The potential difference between the anode and the cathode of a vacuum tube is 2.0 x 10^2 V. Free electrons originate at the cathode with negligible speed and move to the anode. The speed with which the electrons arrive at the anode is?
(1/2) m v^2 = q V
m is electron mass
q is electron charge (assume positive)
To determine the speed with which the electrons arrive at the anode, we can use the equation for electric potential energy:
Potential energy (PE) = Charge (q) x Potential difference (V)

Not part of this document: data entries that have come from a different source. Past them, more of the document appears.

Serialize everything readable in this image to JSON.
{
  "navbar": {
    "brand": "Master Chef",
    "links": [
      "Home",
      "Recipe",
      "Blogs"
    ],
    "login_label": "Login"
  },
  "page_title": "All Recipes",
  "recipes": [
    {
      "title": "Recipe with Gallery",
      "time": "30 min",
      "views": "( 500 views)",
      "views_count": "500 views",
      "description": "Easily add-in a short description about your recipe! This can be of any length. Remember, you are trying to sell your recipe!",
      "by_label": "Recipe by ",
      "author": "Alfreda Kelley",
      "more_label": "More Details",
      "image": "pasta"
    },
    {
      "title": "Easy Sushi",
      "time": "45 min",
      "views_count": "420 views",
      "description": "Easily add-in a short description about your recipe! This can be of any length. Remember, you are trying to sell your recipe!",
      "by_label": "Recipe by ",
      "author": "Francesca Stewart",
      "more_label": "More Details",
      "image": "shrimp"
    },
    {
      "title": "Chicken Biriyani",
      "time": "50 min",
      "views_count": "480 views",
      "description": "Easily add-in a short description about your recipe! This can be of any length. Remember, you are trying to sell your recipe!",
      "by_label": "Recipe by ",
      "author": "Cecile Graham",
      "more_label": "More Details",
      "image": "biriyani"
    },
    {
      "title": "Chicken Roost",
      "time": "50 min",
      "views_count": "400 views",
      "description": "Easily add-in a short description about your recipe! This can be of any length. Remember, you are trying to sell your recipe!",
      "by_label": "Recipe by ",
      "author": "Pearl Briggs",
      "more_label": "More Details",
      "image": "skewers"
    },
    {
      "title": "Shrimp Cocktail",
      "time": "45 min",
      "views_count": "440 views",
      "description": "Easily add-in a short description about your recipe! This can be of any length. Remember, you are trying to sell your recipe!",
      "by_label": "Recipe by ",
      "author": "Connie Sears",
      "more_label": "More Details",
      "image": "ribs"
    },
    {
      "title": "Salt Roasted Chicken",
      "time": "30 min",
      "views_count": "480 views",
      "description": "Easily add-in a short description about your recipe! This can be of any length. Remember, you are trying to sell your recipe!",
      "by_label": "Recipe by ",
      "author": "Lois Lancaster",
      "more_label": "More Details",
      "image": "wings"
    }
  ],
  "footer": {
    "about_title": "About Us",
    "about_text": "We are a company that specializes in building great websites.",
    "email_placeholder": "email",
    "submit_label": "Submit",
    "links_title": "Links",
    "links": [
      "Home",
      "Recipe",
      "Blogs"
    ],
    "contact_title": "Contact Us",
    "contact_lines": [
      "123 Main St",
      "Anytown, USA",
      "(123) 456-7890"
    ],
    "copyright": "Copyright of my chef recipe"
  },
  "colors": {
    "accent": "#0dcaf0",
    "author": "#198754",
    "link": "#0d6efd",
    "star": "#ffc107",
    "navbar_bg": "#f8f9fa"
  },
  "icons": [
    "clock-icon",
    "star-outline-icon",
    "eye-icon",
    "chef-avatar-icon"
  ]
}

In this case, the potential difference is given as 2.0 x 10^2 V. Assuming a single electron, the charge (q) is the elementary charge, which is 1.6 x 10^-19 C.
We can rearrange the equation to solve for the speed of the electron:
PE = 1/2 x mass (m) x velocity^2
Since the electron starts with negligible speed at the cathode, the potential energy at the cathode is equal to the kinetic energy at the anode:
PE at the cathode = KE at the anode
Now, let's calculate the potential energy at the cathode:
PE at the cathode = q x V at the cathode
PE at the cathode = (1.6 x 10^-19 C) x (2.0 x 10^2 V)
Next, we equate it to the kinetic energy at the anode:
KE at the anode = 1/2 x m x v^2
Setting the potential energy at the cathode equal to the kinetic energy at the anode, we have:
(1.6 x 10^-19 C) x (2.0 x 10^2 V) = 1/2 x (mass of electron) x v^2
We know the mass of an electron is approximately 9.1 x 10^-31 kg. Substituting this value, we can solve for 'v'.